Bajo esa premisa se debería abordar la casi desaparición del negocio de telefonía celular de Microsoft, luego de haber desembolsado casi US$10.000 millones para comprárselo a Nokia y usar una cifra similar para hacer ajustes, despidos y pagar indemnizaciones.

Los teléfonos inteligentes con Windows ya no alcanzan ni siquiera el 1% de la totalidad del mercado y eso ratifica que Microsoft no encuentra hasta ahora el camino para participar en el negocio que hace crecer a muchos de sus rivales históricos y emergentes. Sería fácil hablar del costo de la arrogancia o del éxito, pero hay muchos más elementos involucrados.

El primer elemento que subyace tras la incapacidad de Microsoft para participar exitosamente en el negocio de telefonía es la decisión de usar fórmulas del pasado para interpretar el presente. Windows fue sin duda una revolución y logró un monopolio con una temporalidad extendida, que pocos productos han logrado en la historia. Sin embargo, ese dominio no dependía exclusivamente de ellos, sino de la operación de todo un ecosistema llamado computador personal y que Microsoft había sido el mejor en interpretarlo.

Si se mira la estrategia de Apple o de Google en movilidad, ninguna de las dos compañías trató de interpretar ese nuevo mundo con lo que hacían en el pasado. Apple no buscó que un teléfono reflejara las capacidades de sus computadores y Google no puso su buscador en el centro de su sistema operativo Android, donde le valió más aprender de la gratuidad como componente del modelo de negocio, que de complejos algoritmos de búsqueda.

Pero Microsoft no sólo se equivocó en la visual del nuevo ecosistema, también en la posibilidad de escalar en el mismo a partir de adquisiciones. Comprar a Nokia fue como profundizar su visión limitada del negocio de móviles, pues esta compañía precisamente estaba en venta porque tampoco logró interpretar las nuevas reglas del negocio. En últimas, fusionaron su brillante pasado.
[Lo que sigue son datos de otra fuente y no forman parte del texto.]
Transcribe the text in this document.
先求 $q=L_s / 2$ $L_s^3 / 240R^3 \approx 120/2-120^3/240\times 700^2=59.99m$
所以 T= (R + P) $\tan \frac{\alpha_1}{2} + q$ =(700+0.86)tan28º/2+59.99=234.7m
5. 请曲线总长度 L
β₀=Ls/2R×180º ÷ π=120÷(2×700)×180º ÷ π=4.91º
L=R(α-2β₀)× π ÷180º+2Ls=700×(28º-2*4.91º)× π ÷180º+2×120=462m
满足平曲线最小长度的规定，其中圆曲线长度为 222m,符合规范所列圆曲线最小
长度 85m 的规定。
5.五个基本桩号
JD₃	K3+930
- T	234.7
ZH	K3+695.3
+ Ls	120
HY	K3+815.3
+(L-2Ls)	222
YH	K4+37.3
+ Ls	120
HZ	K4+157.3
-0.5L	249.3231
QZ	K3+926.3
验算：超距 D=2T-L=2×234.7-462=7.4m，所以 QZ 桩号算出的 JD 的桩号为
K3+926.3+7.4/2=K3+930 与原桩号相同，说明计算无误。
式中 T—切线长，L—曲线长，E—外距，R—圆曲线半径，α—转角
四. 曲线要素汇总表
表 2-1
Hoy Microsoft se la juega a que su negocio de móviles se nutra de las compañías que usan Windows y buscan que los móviles de sus empleados se conecten adecuadamente a las empresas para gestionar temas de trabajo. La estrategia nuevamente resulta coherente desde lo que la compañía es históricamente,  pero también ahora es limitada en su visión de lo que sucede en su entorno. Los teléfonos inteligentes son interfaces de consumo de contenido y no de producción;  y más que la conexión con la empresa, para los empleados de hoy pueden ser el punto de escape de la misma.